Argh! I keep running into so many problems. Like I said if you have been following my other post, everything started out FINE! Just PERFECT! I've been burning a series onto DVDs, and episodes 1-12 worked PERFECTLY! Not a single problem. Then all of a sudden things are coming up all wierd. Allright, so I'll cut to the chase. I got really annoyed with TMPGEnc, because after messing around with it I finally got it back to how it used to be, but now I have run into yet another problem. No matter what AVI I try to convert to MPEG, no matter how I go about either decompressing the audio with virtualdub, or extracting it from the AVI itself to convert into an MP2 with BeSweet, I get the same results: The VIDEO speeds WAY ahead of the audio after its converted to MPEG-2!!! Its not a problem with the files, otherwise why would they all be like that, especially after I SUCCESSFULLY burned 11 onto DVDs already! I tried other videos too. It seems that no matter what I convert into mpeg, no matter what program I use (I tried TMPGEnc AND WinAVI). Now, I'm a really big newb to this kind of stuff, but I have a little theory. Earlier I was trying to help my friend succeed in playing MPEG-2 files on his computer. I downloaded a few codecs and stuff needed in order to play MPEG-2 files so I could send it to him over MSN. Now, I actually installed a few of these things on my system. I have no idea what the hell I was thinking, probobly just trying to get a head start and be able to walk him through it. (Visual self-taught learner here x_X) Now, since I was already able to play MPEG-2 files on my computer, I wonder if the codec (and some splitter I downloaded) might be working in unison with my original codec, causing a boost in video speed. I know its a really stupid theory, but its all I got, because I have no idea what I'm doing as you can see. Any help will be greatly appreciated. Thank you very much.

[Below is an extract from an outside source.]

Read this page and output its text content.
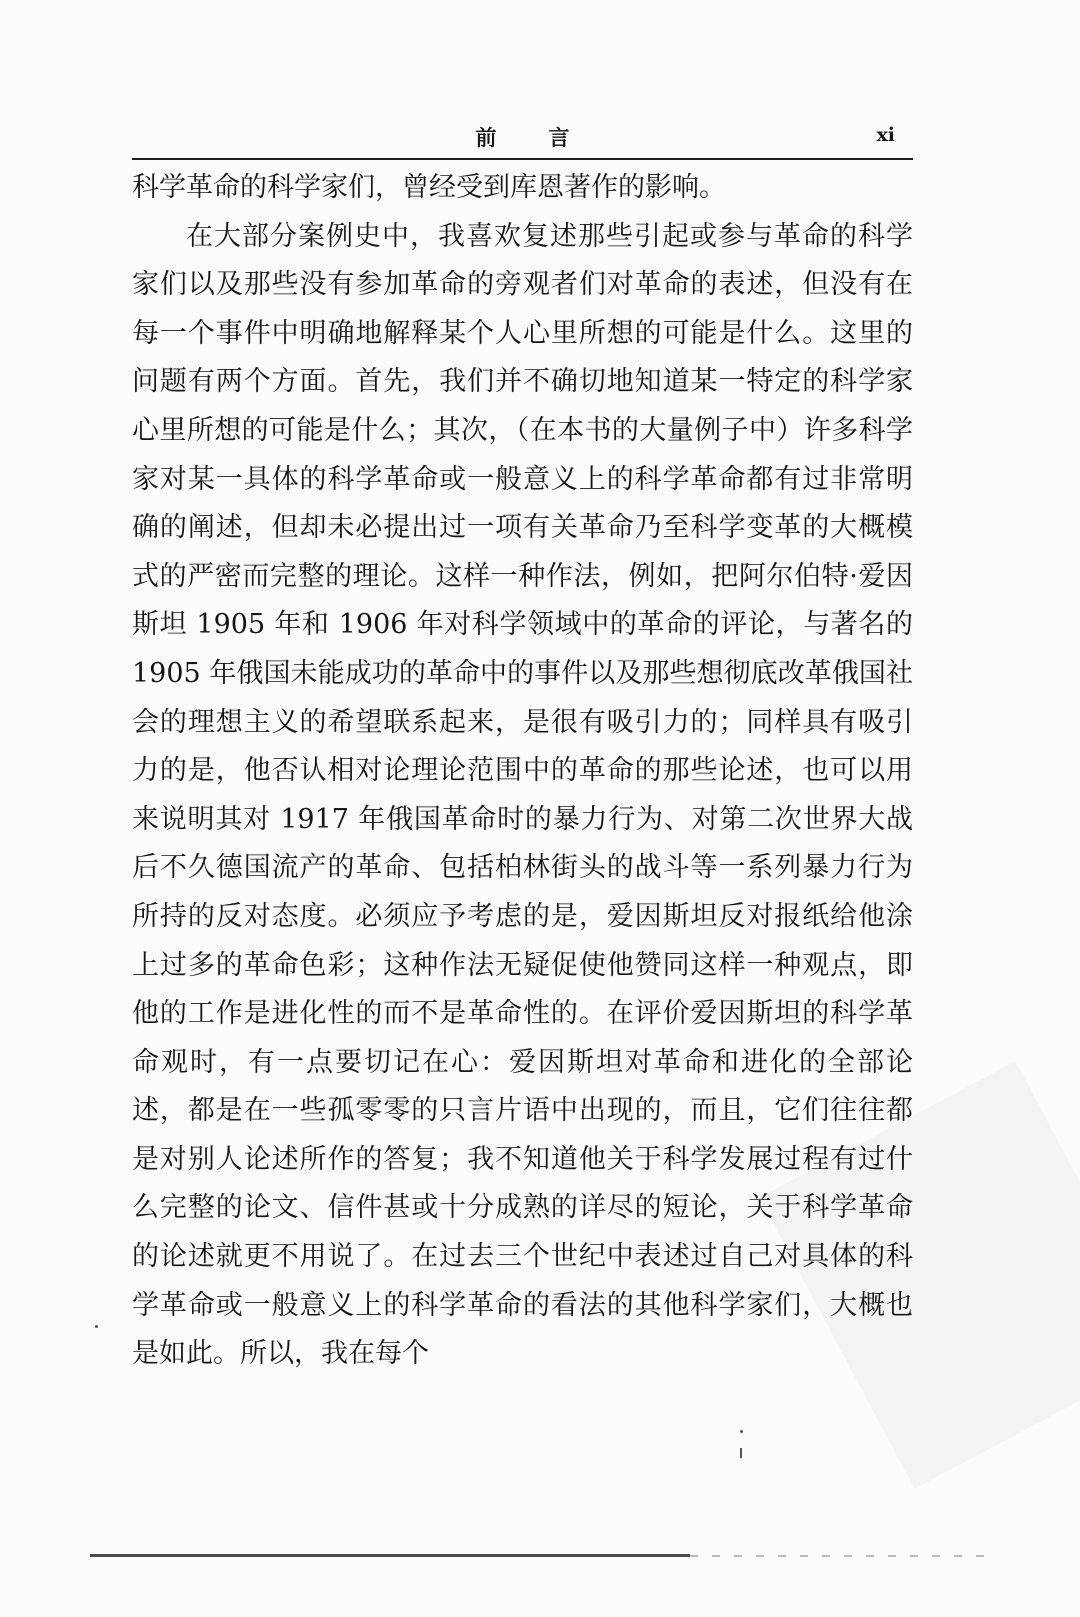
前言	xi

科学革命的科学家们，曾经受到库恩著作的影响。

在大部分案例史中，我喜欢复述那些引起或参与革命的科学家们以及那些没有参加革命的旁观者们对革命的表述，但没有在每一个事件中明确地解释某个人心里所想的可能是什么。这里的问题有两个方面。首先，我们并不确切地知道某一特定的科学家心里所想的可能是什么；其次，（在本书的大量例子中）许多科学家对某一具体的科学革命或一般意义上的科学革命都有过非常明确的阐述，但却未必提出过一项有关革命乃至科学变革的大概模式的严密而完整的理论。这样一种作法，例如，把阿尔伯特·爱因斯坦 1905 年和 1906 年对科学领域中的革命的评论，与著名的 1905 年俄国未能成功的革命中的事件以及那些想彻底改革俄国社会的理想主义的希望联系起来，是很有吸引力的；同样具有吸引力的是，他否认相对论理论范围中的革命的那些论述，也可以用来说明其对 1917 年俄国革命时的暴力行为、对第二次世界大战后不久德国流产的革命、包括柏林街头的战斗等一系列暴力行为所持的反对态度。必须应予考虑的是，爱因斯坦反对报纸给他涂上过多的革命色彩；这种作法无疑促使他赞同这样一种观点，即他的工作是进化性的而不是革命性的。在评价爱因斯坦的科学革命观时，有一点要切记在心：爱因斯坦对革命和进化的全部论述，都是在一些孤零零的只言片语中出现的，而且，它们往往都是对别人论述所作的答复；我不知道他关于科学发展过程有过什么完整的论文、信件甚或十分成熟的详尽的短论，关于科学革命的论述就更不用说了。在过去三个世纪中表述过自己对具体的科学革命或一般意义上的科学革命的看法的其他科学家们，大概也是如此。所以，我在每个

Holy long posts Batman (no there was no signifigance to my post, just letting off a little stress that this stuffs been giving me LOL)
If the video of the AVI was in-sync, if you made the VirtualDub's check and the 'uncompression trick' explained in 1) of http://forums.afterdawn.com/thread_view.cfm/129217, the only thing I can imagine is that, if you watch the video when the sound is in-sync, at a certain point the video can be seen it's corrrupted an, from that point, the sound is non in-sync of a constant rate. You can do quickly this check: uncompress the audio from than AVI with VirtualDub and then try to open the WAV with EAC. It shouldn't be able to open it, because it find 'a non-standard WAV' (i.e. a corrupted one). If this is the case, you apply the tryck explained in my 'sticky' thread, 3) of http://forums.afterdawn.com/thread_view.cfm/129217 , if you manage to open there's no corruption point and I cannot imagine why the un-sync happens.
There is NO way that ALL my AVIs on my computer are corrupt. See, it happens no matter what video I try. No matter what I do. No matter which program I encode it with.